Dans la grande salle de projection du CNC (Centre national du cinéma et de l’image animée), dans le 14e arrondissement de Paris, une soixantaine de professionnels du cinéma et de l’audiovisuel écoutent avec attention Marilyn Baldeck, déléguée générale de l’Association européenne contre les violences faites aux femmes au travail (AVFT). Pendant une demi-journée, elle répond à leurs questions, leur donne des exemples mais, surtout, rappelle les principes du Code du travail.
Certains professionnels y sont venus contraints, d’autres avec l’envie d’être formés sur ce sujet délicat. « Au départ, un petit nombre voulait nous envoyer un proche collaborateur », se souvient Evelyne Laquit, en charge des questions d’égalité au CNC dont elle est directrice de la communication. Or, il faut que ce soit les dirigeants des structures – ceux qui demandent les aides qui y assistent.
Car depuis le début d’année, l’inscription à cette formation du CNC est obligatoire pour recevoir les soutiens de l’institution, quasi indispensables à la production des films et séries. Ainsi, depuis le lancement de cette initiative il y a un an, environ 1.000 professionnels dans la production, la distribution et les jeux vidéo ont été formés. L’objectif est de toucher 9.000 personnes d’ici trois ans.
Changement d’état d’esprit
C’est un véritable changement d’état d’esprit qu’espère le CNC. Dans le petit milieu du 7e Art et des médias, beaucoup de choses se taisent ou, du moins, se sont tus durant des années.

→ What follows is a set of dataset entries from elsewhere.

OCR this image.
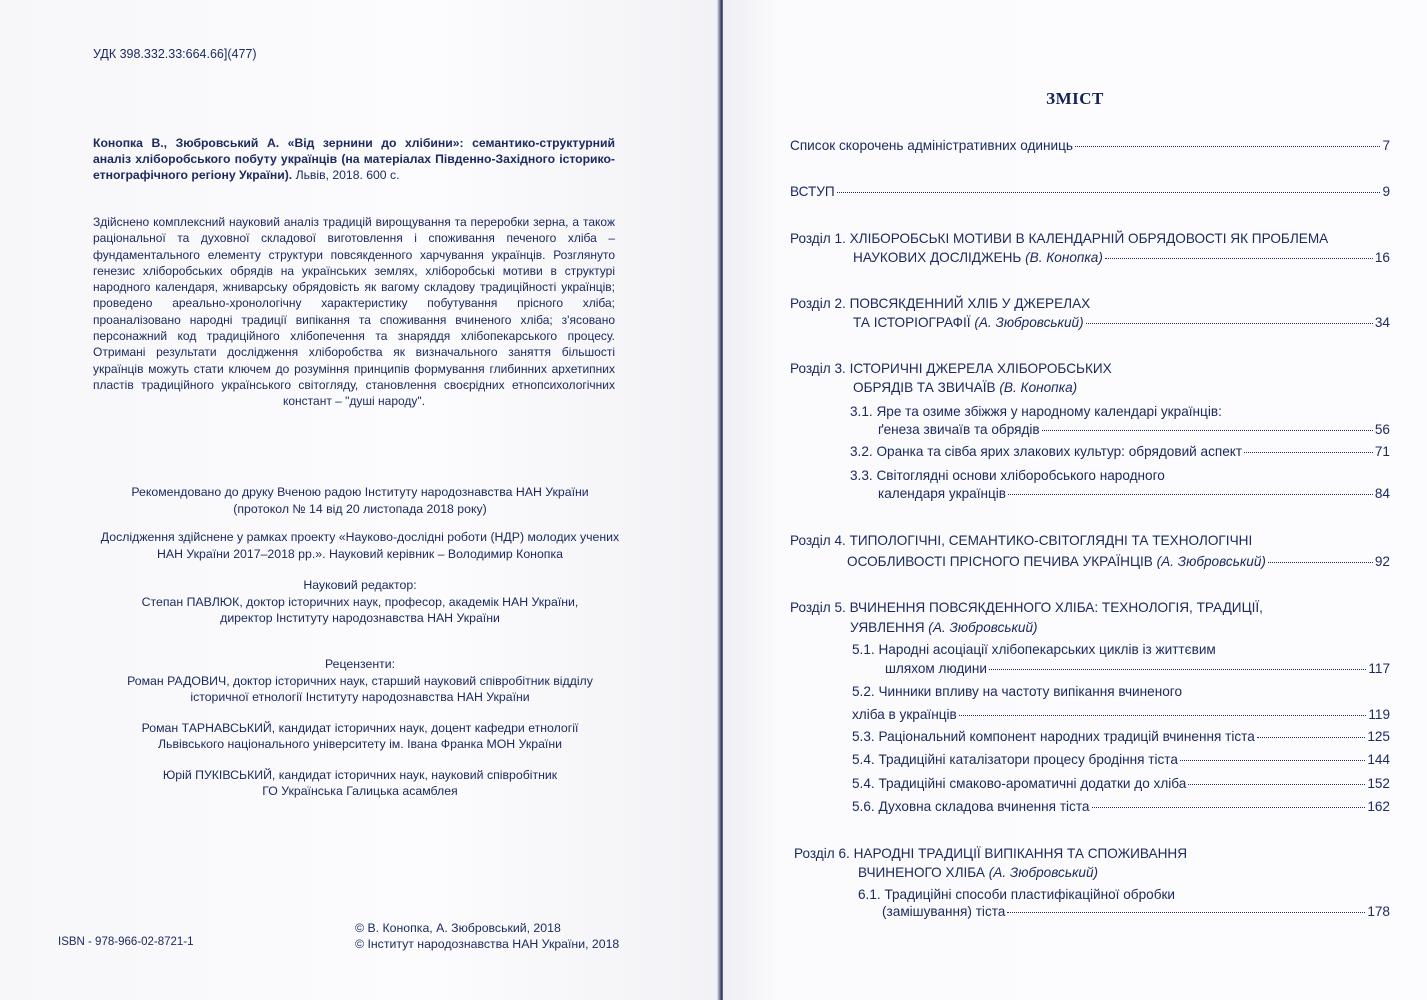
УДК 398.332.33:664.66](477)
Конопка В., Зюбровський А. «Від зернини до хлібини»: семантико-структурний аналіз хліборобського побуту українців (на матеріалах Південно-Західного історико-етнографічного регіону України). Львів, 2018. 600 с.
Здійснено комплексний науковий аналіз традицій вирощування та переробки зерна, а також раціональної та духовної складової виготовлення і споживання печеного хліба – фундаментального елементу структури повсякденного харчування українців. Розглянуто генезис хліборобських обрядів на українських землях, хліборобські мотиви в структурі народного календаря, жниварську обрядовість як вагому складову традиційності українців; проведено ареально-хронологічну характеристику побутування прісного хліба; проаналізовано народні традиції випікання та споживання вчиненого хліба; з'ясовано персонажний код традиційного хлібопечення та знаряддя хлібопекарського процесу. Отримані результати дослідження хліборобства як визначального заняття більшості українців можуть стати ключем до розуміння принципів формування глибинних архетипних пластів традиційного українського світогляду, становлення своєрідних етнопсихологічних констант – "душі народу".
Рекомендовано до друку Вченою радою Інституту народознавства НАН України
(протокол № 14 від 20 листопада 2018 року)
Дослідження здійснене у рамках проекту «Науково-дослідні роботи (НДР) молодих учених
НАН України 2017–2018 рр.». Науковий керівник – Володимир Конопка
Науковий редактор:
Степан ПАВЛЮК, доктор історичних наук, професор, академік НАН України,
директор Інституту народознавства НАН України
Рецензенти:
Роман РАДОВИЧ, доктор історичних наук, старший науковий співробітник відділу
історичної етнології Інституту народознавства НАН України
Роман ТАРНАВСЬКИЙ, кандидат історичних наук, доцент кафедри етнології
Львівського національного університету ім. Івана Франка МОН України
Юрій ПУКІВСЬКИЙ, кандидат історичних наук, науковий співробітник
ГО Українська Галицька асамблея
© В. Конопка, А. Зюбровський, 2018
© Інститут народознавства НАН України, 2018
ISBN - 978-966-02-8721-1
ЗМІСТ
Список скорочень адміністративних одиниць	7
ВСТУП	9
Розділ 1. ХЛІБОРОБСЬКІ МОТИВИ В КАЛЕНДАРНІЙ ОБРЯДОВОСТІ ЯК ПРОБЛЕМА
НАУКОВИХ ДОСЛІДЖЕНЬ (В. Конопка)	16
Розділ 2. ПОВСЯКДЕННИЙ ХЛІБ У ДЖЕРЕЛАХ
ТА ІСТОРІОГРАФІЇ (А. Зюбровський)	34
Розділ 3. ІСТОРИЧНІ ДЖЕРЕЛА ХЛІБОРОБСЬКИХ
ОБРЯДІВ ТА ЗВИЧАЇВ (В. Конопка)
3.1. Яре та озиме збіжжя у народному календарі українців:
ґенеза звичаїв та обрядів	56
3.2. Оранка та сівба ярих злакових культур: обрядовий аспект	71
3.3. Світоглядні основи хліборобського народного
календаря українців	84
Розділ 4. ТИПОЛОГІЧНІ, СЕМАНТИКО-СВІТОГЛЯДНІ ТА ТЕХНОЛОГІЧНІ
ОСОБЛИВОСТІ ПРІСНОГО ПЕЧИВА УКРАЇНЦІВ (А. Зюбровський)	92
Розділ 5. ВЧИНЕННЯ ПОВСЯКДЕННОГО ХЛІБА: ТЕХНОЛОГІЯ, ТРАДИЦІЇ,
УЯВЛЕННЯ (А. Зюбровський)
5.1. Народні асоціації хлібопекарських циклів із життєвим
шляхом людини	117
5.2. Чинники впливу на частоту випікання вчиненого
хліба в українців	119
5.3. Раціональний компонент народних традицій вчинення тіста	125
5.4. Традиційні каталізатори процесу бродіння тіста	144
5.4. Традиційні смаково-ароматичні додатки до хліба	152
5.6. Духовна складова вчинення тіста	162
Розділ 6. НАРОДНІ ТРАДИЦІЇ ВИПІКАННЯ ТА СПОЖИВАННЯ
ВЧИНЕНОГО ХЛІБА (А. Зюбровський)
6.1. Традиційні способи пластифікаційної обробки
(замішування) тіста	178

L’idée de cette formation est venue au lendemain des révélations d’Adèle Haenel et de la vague #MeToo. L’actrice a accusé le réalisateur Christophe Ruggia d’attouchements et de harcèlement quand elle était adolescente. Ses propos créent un électrochoc : « Tout le monde a alors pris conscience qu’il était nécessaire de rappeler à l’employeur qu’il était directement responsable », se souvient Evelyne Laquit.